This document helps you determine which Google Cloud Platform load balancer best meets your needs.
About Cloud Load Balancing
Google Cloud Platform Load Balancing enables you to do the following:
- Distribute load-balanced resources in single or multiple regions
- Meet your high availability requirements
- Put your resources behind a single anycast IP address
- Scale your resources up or down with intelligent Autoscaling
- Use Cloud CDN for optimal content delivery
With Cloud Load Balancing, you can serve content as close as possible to your users, on a system that can respond to over 1 million queries per second. Cloud Load Balancing is a fully distributed, software defined, managed service. It is not instance or device based, so you do not need to manage a physical load balancing infrastructure.

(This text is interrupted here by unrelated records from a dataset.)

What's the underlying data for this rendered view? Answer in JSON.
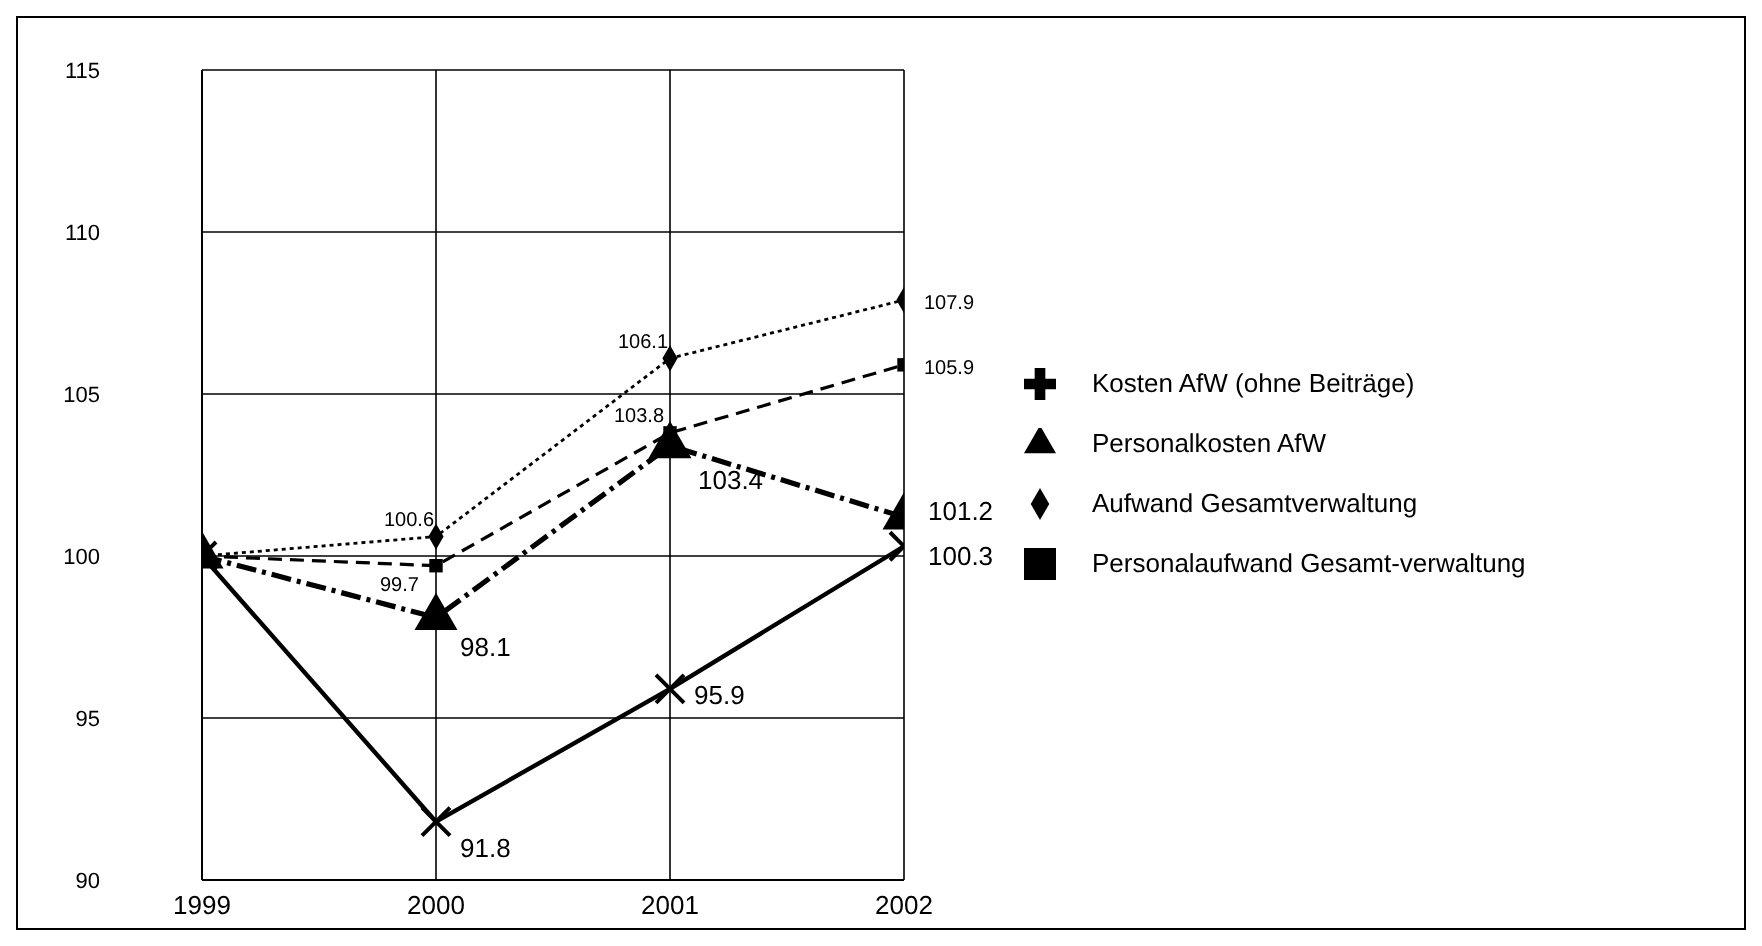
{
  "chart_data": {
    "type": "line",
    "x": [
      1999,
      2000,
      2001,
      2002
    ],
    "xlim": [
      1999,
      2002
    ],
    "xticks": [
      1999,
      2000,
      2001,
      2002
    ],
    "ylim": [
      90,
      115
    ],
    "yticks": [
      90,
      95,
      100,
      105,
      110,
      115
    ],
    "grid": true,
    "legend": "right",
    "color": "#000000",
    "series": [
      {
        "name": "Kosten AfW (ohne Beiträge)",
        "color": "#000000",
        "line_style": "solid",
        "marker": "cross",
        "values": [
          100,
          91.8,
          95.9,
          100.3
        ],
        "value_labels": [
          null,
          "91.8",
          "95.9",
          "100.3"
        ]
      },
      {
        "name": "Personalkosten AfW",
        "color": "#000000",
        "line_style": "dashdot",
        "marker": "triangle",
        "values": [
          100,
          98.1,
          103.4,
          101.2
        ],
        "value_labels": [
          null,
          "98.1",
          "103.4",
          "101.2"
        ]
      },
      {
        "name": "Aufwand Gesamtverwaltung",
        "color": "#000000",
        "line_style": "dotted",
        "marker": "diamond",
        "values": [
          100,
          100.6,
          106.1,
          107.9
        ],
        "value_labels": [
          null,
          "100.6",
          "106.1",
          "107.9"
        ]
      },
      {
        "name": "Personalaufwand Gesamt-verwaltung",
        "color": "#000000",
        "line_style": "dashed",
        "marker": "square",
        "values": [
          100,
          99.7,
          103.8,
          105.9
        ],
        "value_labels": [
          null,
          "99.7",
          "103.8",
          "105.9"
        ]
      }
    ]
  }
}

Deciding on a load balancer
To decide which load balancer best suits your implementation of Google Cloud Platform, consider the following aspects of Cloud Load Balancing:
- Global versus regional load balancing
- External versus internal load balancing
- Traffic type
Geographic control over where TLS is terminated
The HTTPS and SSL Proxy load balancers terminate TLS in locations that are distributed globally, so as to minimize latency between clients and the load balancer. If you require geographic control over where TLS is terminated, you should use GCP Network Load Balancing instead, and terminate TLS on backends that are located in regions appropriate to your needs.
Flow chart
After you determine whether you need global or regional load balancing, external or internal load balancing, and what traffic type your load balancers must handle, use the following flow chart to determine which load balancers are available for your client, protocol, and network configuration.
Summary of Cloud load balancers
The following table provides some specific information about each load balancer.
Load Balancer Type | Traffic Type | Preserve Client IP | Global or Regional | Load Balancing Scheme | Load Balancer Destination Ports | Proxy or Pass-Through |
---|---|---|---|---|---|---|
External HTTP(S) | HTTP or HTTPS | No | Global* | EXTERNAL | HTTP on 80 or 8080; HTTPS on 443 | Proxy |
Internal HTTP(S) | HTTP or HTTPS | No | Regional | INTERNAL_MANAGED | HTTP on 80 or 8080; HTTPS on 443 | Proxy |
SSL Proxy | TCP with SSL offload | No | Global* | EXTERNAL | 25, 43, 110, 143, 195, 443, 465, 587, 700, 993, 995, 1883, 5222 | Proxy |
TCP Proxy | TCP without SSL offload | No | Global* | EXTERNAL | 25, 43, 110, 143, 195, 443, 465, 587, 700, 993, 995, 1883, 5222 | Proxy |
External Network TCP/UDP | TCP or UDP | Yes | Regional | EXTERNAL | Any | Pass-through |
Internal TCP/UDP | TCP or UDP | Yes | Regional | INTERNAL | Any | Pass-through |
*Global in Premium Tier. Regional in Standard Tier.